Critiques

Déterrer les os : Quand le corps se défile

© Sylvie-Ann Paré

Le déferlement d’œuvres romanesques sur nos scènes se poursuit: l’adaptation du premier roman, à succès, de Fanie Demeule, concoctée en complicité avec la metteuse en scène Gabrielle Lessard, n’est pas sans intérêt. Le fait d’avoir incarné sur scène le personnage de l’amoureux de la narratrice, absent dans le roman, donne au récit un aspect plus concret. Cependant, le combat de la jeune femme, en butte à l’image que veut lui imposer la société et à son corps qui se défile à toute tentative de contrôle de sa part, n’apparaît pas aussi clairement que dans l’œuvre publiée dans la collection Hamac des Éditions du Septentrion.

Sylvie-Ann Paré

C’est ainsi que le récit au je, très intense à la lecture, se trouve ici allégé par le dialogue. Le jeune homme, posant des questions à son amoureuse et redisant ce qu’elle lui a raconté de son existence difficile, se trouve à prendre sur lui une part de sa souffrance. La douleur ainsi partagée perd de sa profondeur désespérée. Il faut dire que ce que relate la narratrice dans le roman, remontant à sa naissance, à son enfance, à son adolescence marquée par l’anorexie, par l’isolement et la solitude, se révèle de plus en plus troublant au fil d’une progression implacable.
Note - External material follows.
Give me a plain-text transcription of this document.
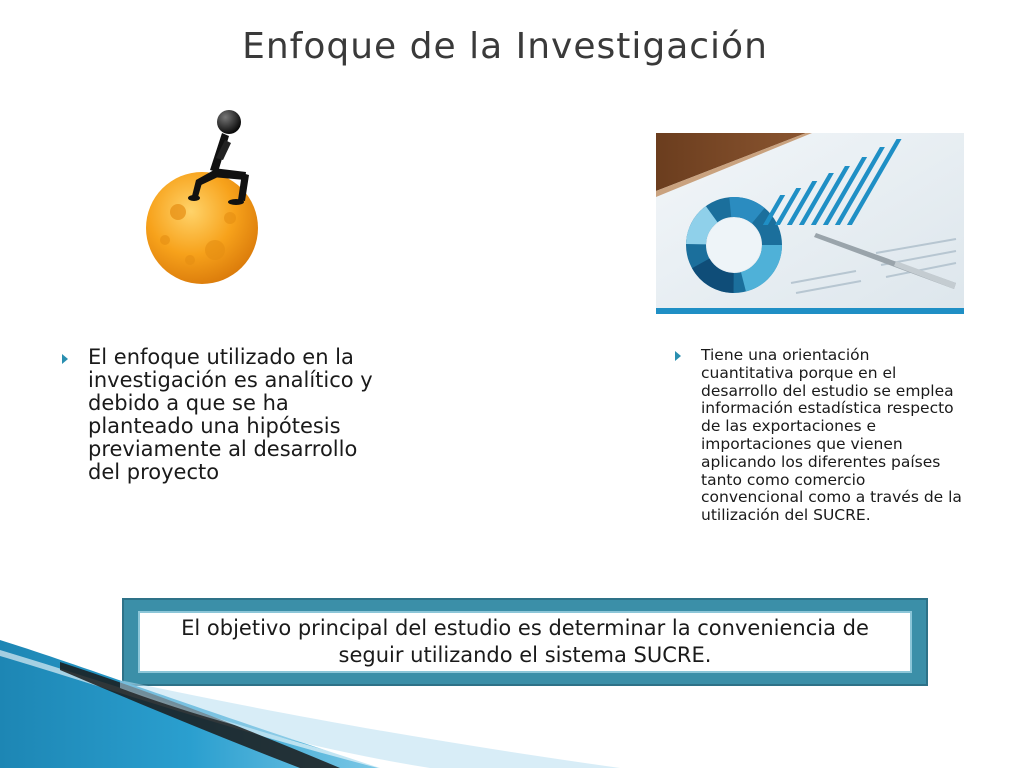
Enfoque de la Investigación
El enfoque utilizado en la investigación es analítico y debido a que se ha planteado una hipótesis previamente al desarrollo del proyecto
Tiene una orientación cuantitativa porque en el desarrollo del estudio se emplea información estadística respecto de las exportaciones e importaciones que vienen aplicando los diferentes países tanto como comercio convencional como a través de la utilización del SUCRE.
El objetivo principal del estudio es determinar la conveniencia de seguir utilizando el sistema SUCRE.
Sur une scène-passerelle centrale surélevée, recouverte de draps et de coussins évoquant le cocon d’une chambre à coucher, et séparant le public en deux sections se faisant face, les protagonistes, en vêtements douillets, blancs, partagent enfin leur vie au quotidien. Cette cohabitation dans l’harmonie relative, l’amoureuse en a rêvé pendant des années. Pourtant, son insatisfaction est encore palpable, et ses aspirations, toujours inassouvies. À tel point qu’on peut se demander ce qui l’empêche d’être heureuse. Dans le livre, c’est très clair: le travail de la mort a fait son chemin à l’intérieur d’elle, et, à la fin, on ne sait pas très bien si elle s’en sortira.

Sylvie-Ann Pare

Si Charlotte Aubin et Jérémie Francœur sont justes, investis dans la quête de mieux-être de la jeune femme, en proie à ses tourments, l’ensemble de la représentation demeure assez statique, verbeux, et le rythme lent. L’écriture coup-de-poing de Fanie Demeule est incisive, tranchante, va droit au but, mais tout à coup, sur scène, le ton paraît un peu emprunté. Malgré quelques moments de grande émotion, les enjeux demeurent trop énigmatiques.

Ce qui a fait le succès de Déterrer les os tient sans doute à la force de l’introspection à laquelle se livre la narratrice, le reste n’étant qu’anecdote. Comment rendre cela au théâtre autrement que par le monologue? L’intuition de la metteuse en scène de donner vie à l’amoureux, le fantasme ultime, a peut-être eu un effet contraire à celui recherché, en désamorçant le conflit intérieur de cette femme meurtrie par la vie d’aujourd’hui, où elle n’a manifestement pas trouvé sa place.

Déterrer les os

Texte: Gabrielle Lessard, d’après le roman de Fanie Demeule. Mise en scène: Gabrielle Lessard. Scénographie: Odile Gamache. Costumes: Elen Ewing. Éclairages: Cédric Delorme-Bouchard. Son: Le Futur. Avec Charlotte Aubin et Jérémie Francœur. À la salle Jean-Claude-Germain du Centre du Théâtre d’Aujourd’hui jusqu’au 5 mai 2018.